Why Not Operate Its Own Cloud? "Do as Little as Possible" is the Philosophy Despite holding massive cash reserves, NVIDIA has recently provided funding and computing power to startup cloud providers like CoreWeave. Market speculation questions whether NVIDIA might bypass customers to become a hyperscale cloud provider itself, collecting compute rental fees. Huang's response touched on company philosophy: We should do what is necessary, and as little as possible. The things we do—if we didn't do them, I truly believe they wouldn't happen. But cloud services? If I don't do it, someone else will. He cited CoreWeave, Nscale, and Nebius as examples of "new clouds" that wouldn't exist without NVIDIA's early investment and support. However, NVIDIA's involvement aims to "make the ecosystem flourish" rather than transitioning into financial leasing or cloud operations. He also expressed a clear stance on "not picking winners": When I invest in one, I invest in all. The reason stems from humility—NVIDIA was once considered the least likely to survive among 60 3D graphics companies.

Maintaining the "Shovel Seller" Position: GPU Allocation Rejects "Highest Bidder" Amid extreme supply-demand imbalance, how does NVIDIA allocate scarce GPUs? Huang explicitly denied market rumors of "highest bidder" practices: We would never do that; it's poor business practice. You set the price, and people decide whether to buy. He explained NVIDIA's allocation logic: prioritize customers' production forecasts and purchase orders, then consider data center readiness, ultimately following a first-come-first-served principle. I prefer to be the industry's reliable foundation. If you place a $100 billion AI factory order, no problem—only we can provide that certainty globally.

Not Abandoning the World's Second-Largest Market Addressing current chip export controls, Huang expressed pragmatic views from commercial and technical perspectives. He noted that computing power is just the foundational input for the AI industry; when constrained, competitors can compensate for hardware generation gaps by stacking more energy, using more previous-generation chips, and optimizing algorithms. He emphasized that China is not short on chips.
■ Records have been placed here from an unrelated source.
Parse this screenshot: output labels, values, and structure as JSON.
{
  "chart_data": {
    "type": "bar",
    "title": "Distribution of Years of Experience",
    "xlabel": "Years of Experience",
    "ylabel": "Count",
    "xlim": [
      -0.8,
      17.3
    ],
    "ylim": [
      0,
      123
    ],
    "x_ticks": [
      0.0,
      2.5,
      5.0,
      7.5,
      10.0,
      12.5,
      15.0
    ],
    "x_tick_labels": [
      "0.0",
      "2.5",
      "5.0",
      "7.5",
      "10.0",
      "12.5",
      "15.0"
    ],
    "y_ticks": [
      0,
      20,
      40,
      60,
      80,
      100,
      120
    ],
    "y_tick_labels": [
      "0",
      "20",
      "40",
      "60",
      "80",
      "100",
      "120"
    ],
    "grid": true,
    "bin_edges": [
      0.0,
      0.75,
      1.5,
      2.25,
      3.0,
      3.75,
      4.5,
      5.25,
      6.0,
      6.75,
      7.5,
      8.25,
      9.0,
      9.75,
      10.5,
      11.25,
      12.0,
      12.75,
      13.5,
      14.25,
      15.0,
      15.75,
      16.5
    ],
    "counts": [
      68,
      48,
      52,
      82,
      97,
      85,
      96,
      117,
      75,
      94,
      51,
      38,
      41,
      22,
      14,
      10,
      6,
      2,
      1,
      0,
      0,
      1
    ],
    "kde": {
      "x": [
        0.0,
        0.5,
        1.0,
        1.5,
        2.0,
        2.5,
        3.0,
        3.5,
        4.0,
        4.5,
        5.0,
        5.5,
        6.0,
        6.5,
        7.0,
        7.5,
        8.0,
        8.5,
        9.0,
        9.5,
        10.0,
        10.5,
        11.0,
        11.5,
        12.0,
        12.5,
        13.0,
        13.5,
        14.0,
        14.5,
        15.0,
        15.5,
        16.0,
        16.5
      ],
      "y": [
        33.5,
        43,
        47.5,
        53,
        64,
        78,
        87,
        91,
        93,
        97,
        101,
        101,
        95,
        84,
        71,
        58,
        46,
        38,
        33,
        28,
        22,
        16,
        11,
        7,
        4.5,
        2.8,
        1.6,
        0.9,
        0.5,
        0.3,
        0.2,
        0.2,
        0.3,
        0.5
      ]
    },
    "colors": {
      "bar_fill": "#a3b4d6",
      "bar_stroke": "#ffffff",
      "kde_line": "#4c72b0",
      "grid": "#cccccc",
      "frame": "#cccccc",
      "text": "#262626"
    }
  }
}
They possess world-class computer scientists, and a significant proportion of AI researchers in labs globally are Chinese. They account for about 50% of the world's AI researchers. They are competitors; we want the U.S. to win, but I believe dialogue and research exchange may be the safest approach. Abandoning the entire market won't ensure long-term U.S. leadership in the technology race at the chip and compute stack level. That is a fact.

CUDA Ecosystem and Flywheel Effect NVIDIA's core competitive barrier is its mature developer ecosystem, with hundreds of millions of GPUs deployed globally across diverse application scenarios. The industry's flywheel effect is clear: the largest installed base, programmable architecture, rich ecosystem, and global abundance of AI companies create strong momentum. Leading price-performance, energy efficiency, and customer base further propel this flywheel.

Architectural Advantages (vs. ASIC/TPU) Huang stated that traditional Moore's Law delivers about 25% annual performance growth, but achieving 10x to 100x leaps requires dual innovation in algorithms and compute architecture. The Blackwell architecture delivers 50x better energy efficiency than Hopper—an achievement impossible through transistor advances alone, relying instead on architectural optimization and computer science innovation. The architecture supports full-stack programmability and co-design enabled by NVLink and Spectrum-X technologies, impossible without the CUDA ecosystem. Regarding product roadmap and release cadence, Huang revealed that NVIDIA maintains annual stable iterations—from Vera Rubin to Vera Rubin Ultra to Feynman—with new products each year. He emphasized that NVIDIA is the only company globally capable of fulfilling AI compute orders ranging from $10 million to $100 billion.